Estamos testemunhando o fim de uma era que se chamava a qualidade Globo de transmitir esportes. Os melhores profissionais, coberturas em tempo real, fartura de informações e o pensamento original buscando seus espaços.
Não é mais assim, acho que todos notaram.
Colunistas do UOL
Ainda há pessoas brilhantes trabalhando no conglomerado, à frente e atrás das câmeras, mas a qualidade já não é a mesma e nomes consagrados são deixados pelo caminho.
A tendência cada vez mais transparente é seguir a toada em muitos tons de bege de existir e calar politicamente.
A tática é antiga e hegemônica: limita-se o campo de debate a um escopo estreito e permite-se, dentro desse estreitamento, que o debate corra solto criando-se, assim, a ilusão de que existe um debate de ideias rolando.
Não há nada para ser visto, analisado ou dito que não esteja acontecendo no campo, na quadra, na piscina, no tablado.
Tudo mais é proibitivo. Quem tentar fazer estará sob sua conta e risco. Geladeiras podem ser abertas a qualquer momento.
A saída de Casagrande foi um marco nesse sentido.
Entender que o esporte se restringe ao que acontece enquanto o evento esportivo dura é apequenar uma imensidão de possibilidades que só o esporte oferece enquanto dimensão da vida.
Conviviam, ali dentro, os rebeldes e os conservadores e ainda que o segundo grupo fosse mais vocal havia espaço para que a rebeldia, a dissidência e o contraditório se fizessem ouvir. Às vezes baixinho, às vezes mais alto, mas o pulso ainda pulsava.
Mais e mais veremos estranhices como "atacar o espaço" ser glorificado como linguagem e menos e menos veremos o jogo ser contextualizado social, econômica ou politicamente.
Criticar as SAF e seu grotesco aspecto ultraliberal, por exemplo, vai ser evento tão raro quanto criticar a taxa de juros do Banco Central ou o ex-juiz parcial transformado em senador que é tão adorado por lá.
A luta contra o racismo será basicamente a leitura do que a CBF ou as federações enviarem para que seja lido sobre as campanhas.
Uns pitacos em um ou outro programa, mas não se estendam; esporte não é isso, não vamos perder tempo com extracampo.
Os times serão avaliados tática e tecnicamente. Não me venham com politiquices e politiquetes.
Há muitos seres políticos brilhantes que ainda fazem parte do esporte da Globo, e eles estarão convidados a calar sobre o que pensam se isso extrapolar os conceitos objetivos da quadra e do campo.
Convites, nesses casos, são feitos de forma direta mas também indireta.

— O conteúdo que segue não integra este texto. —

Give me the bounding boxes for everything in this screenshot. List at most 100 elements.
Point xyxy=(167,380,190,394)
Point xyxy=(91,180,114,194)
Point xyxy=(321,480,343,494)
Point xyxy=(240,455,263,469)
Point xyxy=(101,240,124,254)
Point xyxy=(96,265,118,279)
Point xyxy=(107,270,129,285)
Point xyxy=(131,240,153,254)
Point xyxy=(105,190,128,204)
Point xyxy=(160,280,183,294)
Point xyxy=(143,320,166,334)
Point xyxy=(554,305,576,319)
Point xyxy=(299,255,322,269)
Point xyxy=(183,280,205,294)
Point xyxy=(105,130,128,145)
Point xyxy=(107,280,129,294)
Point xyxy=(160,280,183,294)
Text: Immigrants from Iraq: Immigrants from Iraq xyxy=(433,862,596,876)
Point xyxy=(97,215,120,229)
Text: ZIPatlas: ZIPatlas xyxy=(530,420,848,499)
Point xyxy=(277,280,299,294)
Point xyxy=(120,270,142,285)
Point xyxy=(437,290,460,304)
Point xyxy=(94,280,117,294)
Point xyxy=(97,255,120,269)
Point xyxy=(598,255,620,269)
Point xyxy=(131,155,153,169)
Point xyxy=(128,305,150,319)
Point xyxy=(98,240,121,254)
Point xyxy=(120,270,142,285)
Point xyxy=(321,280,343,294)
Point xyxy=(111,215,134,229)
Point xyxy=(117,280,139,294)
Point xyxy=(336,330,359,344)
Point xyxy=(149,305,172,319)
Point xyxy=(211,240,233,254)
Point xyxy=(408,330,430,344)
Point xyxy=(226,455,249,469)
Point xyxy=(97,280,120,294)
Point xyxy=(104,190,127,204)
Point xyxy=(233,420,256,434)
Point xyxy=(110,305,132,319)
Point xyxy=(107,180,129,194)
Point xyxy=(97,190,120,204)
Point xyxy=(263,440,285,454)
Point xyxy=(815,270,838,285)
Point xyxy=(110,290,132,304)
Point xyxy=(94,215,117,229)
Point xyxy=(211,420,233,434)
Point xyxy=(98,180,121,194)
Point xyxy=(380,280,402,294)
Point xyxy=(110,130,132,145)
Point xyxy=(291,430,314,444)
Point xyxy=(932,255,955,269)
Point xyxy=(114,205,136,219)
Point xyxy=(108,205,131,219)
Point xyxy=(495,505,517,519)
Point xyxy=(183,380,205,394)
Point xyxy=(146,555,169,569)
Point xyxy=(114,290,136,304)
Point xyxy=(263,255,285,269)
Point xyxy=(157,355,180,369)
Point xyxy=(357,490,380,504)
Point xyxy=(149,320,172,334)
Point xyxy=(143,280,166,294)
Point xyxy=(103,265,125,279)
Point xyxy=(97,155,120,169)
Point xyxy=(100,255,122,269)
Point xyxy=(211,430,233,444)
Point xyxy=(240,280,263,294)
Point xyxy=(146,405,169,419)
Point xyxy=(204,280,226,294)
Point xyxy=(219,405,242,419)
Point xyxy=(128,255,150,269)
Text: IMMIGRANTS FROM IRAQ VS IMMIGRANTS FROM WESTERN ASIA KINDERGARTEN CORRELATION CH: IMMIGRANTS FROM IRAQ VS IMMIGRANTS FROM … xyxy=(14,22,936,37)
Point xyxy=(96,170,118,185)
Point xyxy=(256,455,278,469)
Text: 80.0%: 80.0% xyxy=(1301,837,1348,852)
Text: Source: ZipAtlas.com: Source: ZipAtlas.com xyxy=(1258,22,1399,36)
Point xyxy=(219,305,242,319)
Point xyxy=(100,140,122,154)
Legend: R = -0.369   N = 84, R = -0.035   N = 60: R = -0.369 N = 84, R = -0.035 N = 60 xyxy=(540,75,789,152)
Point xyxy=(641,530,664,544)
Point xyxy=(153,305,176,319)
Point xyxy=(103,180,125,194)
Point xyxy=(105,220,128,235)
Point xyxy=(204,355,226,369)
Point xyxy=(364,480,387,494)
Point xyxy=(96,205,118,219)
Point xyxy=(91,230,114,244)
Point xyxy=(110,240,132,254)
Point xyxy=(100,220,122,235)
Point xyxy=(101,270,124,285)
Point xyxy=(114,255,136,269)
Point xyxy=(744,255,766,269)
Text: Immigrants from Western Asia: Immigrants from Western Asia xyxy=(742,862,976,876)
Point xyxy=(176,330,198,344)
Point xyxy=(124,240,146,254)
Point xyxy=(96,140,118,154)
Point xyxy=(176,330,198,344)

Começar a demitir os mais políticos é um sinal dado a quem fica: comportem-se.
Foi-se o tempo em que o Marinho original dizia coisas como "dos meus comunistas cuido eu". Não era o ideal, mas me parece melhor do que o que está virando.
Ganharão espaço os que estiverem dispostos a jogar o jogo da videogamificação das transmissões.
Veremos programas de debates cada vez mais engessados e amarrados, ou programas entregues a abusar das piadas infantis feitas para adolescentes.
Nas transmissões, um oba-oba acrítico e comentários dentro da caixinha do conservadorismo. Alegria, gritaria, empolgação, euforia.
A crítica estará viva nos lugares de sempre: quebra-quebra não pode, briga em campo não pode, invasão não pode, racismo é feio, machismo é bobo.
Aliás, não somos machistas pois temos mulheres narrando, apresentando e comentando. Circulando.
Não pode coisa feia no futebol, gente, vamos nos respeitar e nos amar, o esporte é tão bonito, o Brasil é lindo e alegre, somos uma mistura boa, viva a seleção e agora vamos à palavra do nosso patrocinador.
É uma pena que o esporte nacional seja confinado pela maior emissora do país a esse lugar estreito, careta, pequeno, covarde.
Uma pena que profissionais brilhantes sejam encorajados a se encolher politicamente para caber nos planos.
O esporte é uma arena imensa, complexa, política e tão cheia de possibilidades, conflitos, desejos, sonhos e pesadelos quanto a vida; restringi-lo a objetividades é matá-lo lentamente.